Iteration 23. More external data



Is there more external data that can improve the accuracy of the model?


Using RE-ARC allowed to improve LB score from 10 to 16. Data is really important.

Recently I have noticed that Simon Strandgaard (kaggle) is creating data for ARC challenge. I want to explore that data and also search for additional datasets.


So far I have used RE-ARC, ConceptARC, 1D-ARC and MINI-ARC. Only RE-ARC and MINI-ARC showed significative improvements on evaluation metrics.

Sources of information

There is one weird thing, why simon does not have its own data on the viewer?


Add more external datasets

experiment accuracy correct_pixels correct_size pass_32 vote_2
baseline 7.62% 70.89% 88.64% 23.25% 15.91%
add new datasets 7.86% 71.21% 88.74% 23.00% 15.66%
add neoneye tama 7.46% 71.33% 89.12% 22.50% 15.66%
add MINI-ARC 7.62% 71.41% 89.21% 26.62% 17.05%
remove neoneye tama 7.38% 71.22% 88.86% 24.75% 16.92%

The differences between experiments are small and probably not significative, let's make a brief summary of the added datasets:

  • neoneye's tama: 50 tasks with 100 variations each
  • PQA: 7 different tasks with lots of variations
  • MINI-ARC: 149 tasks with 4.5 samples per task
  • Kaggle: 14 tasks with 3.8 samples per task

Pretrain on datasets with more samples per task

Some of the datasets such as RE-ARC, PQA or neoneye's tama have a lot of samples for each task. Thus it might have sense to first pre-train the model on those datasets and on a second stage use all the available data.

experiment accuracy correct_pixels correct_size pass_32 vote_2
pretrain on big datasets + normal train 10.11% 72.79% 89.06% 28.25% 20.20%
double length train 9.93% 71.73% 87.80% 26.88% 17.30%

We see a small improvement, it might not be significative.

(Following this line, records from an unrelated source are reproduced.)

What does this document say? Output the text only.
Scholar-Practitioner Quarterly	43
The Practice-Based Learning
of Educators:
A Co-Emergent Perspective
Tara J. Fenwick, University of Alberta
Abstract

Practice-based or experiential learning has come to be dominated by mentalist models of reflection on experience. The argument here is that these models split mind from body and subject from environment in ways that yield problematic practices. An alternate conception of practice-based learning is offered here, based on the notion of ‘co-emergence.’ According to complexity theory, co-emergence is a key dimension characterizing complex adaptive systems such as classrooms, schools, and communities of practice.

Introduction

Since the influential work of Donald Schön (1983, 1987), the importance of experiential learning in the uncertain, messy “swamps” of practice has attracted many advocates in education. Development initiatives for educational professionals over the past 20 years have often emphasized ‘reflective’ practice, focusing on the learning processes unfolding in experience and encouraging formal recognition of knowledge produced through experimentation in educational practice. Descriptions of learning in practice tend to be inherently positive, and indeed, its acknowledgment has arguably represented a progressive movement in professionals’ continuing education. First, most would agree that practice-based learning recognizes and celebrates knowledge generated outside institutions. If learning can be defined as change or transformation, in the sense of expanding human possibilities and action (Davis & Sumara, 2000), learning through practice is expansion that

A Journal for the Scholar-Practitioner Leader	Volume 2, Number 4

We have tried adding new external datasets to train. Results are not conclusive, it is not clear if adding this new datasets improves the validation scores.

Next steps


  • PQA: Perceptual Question Answering
    • Read the paper
    • The dataset is big, how to deal with it? Can I group all the common tasks together?
    • Check the colors
  • Visualize Simon datasets I have been looking at the code, but I don't see how to decode the datasets. I believe he only works with RLE encoded data.
  • Create a small dataset combining the 2 existing small kaggle datasets
  • ARC gym
  • Could it have sense to pretrain only on the datasets that have a lot of variation like RE-ARC and PQA?
  • Does neoneye tama improve accuracy?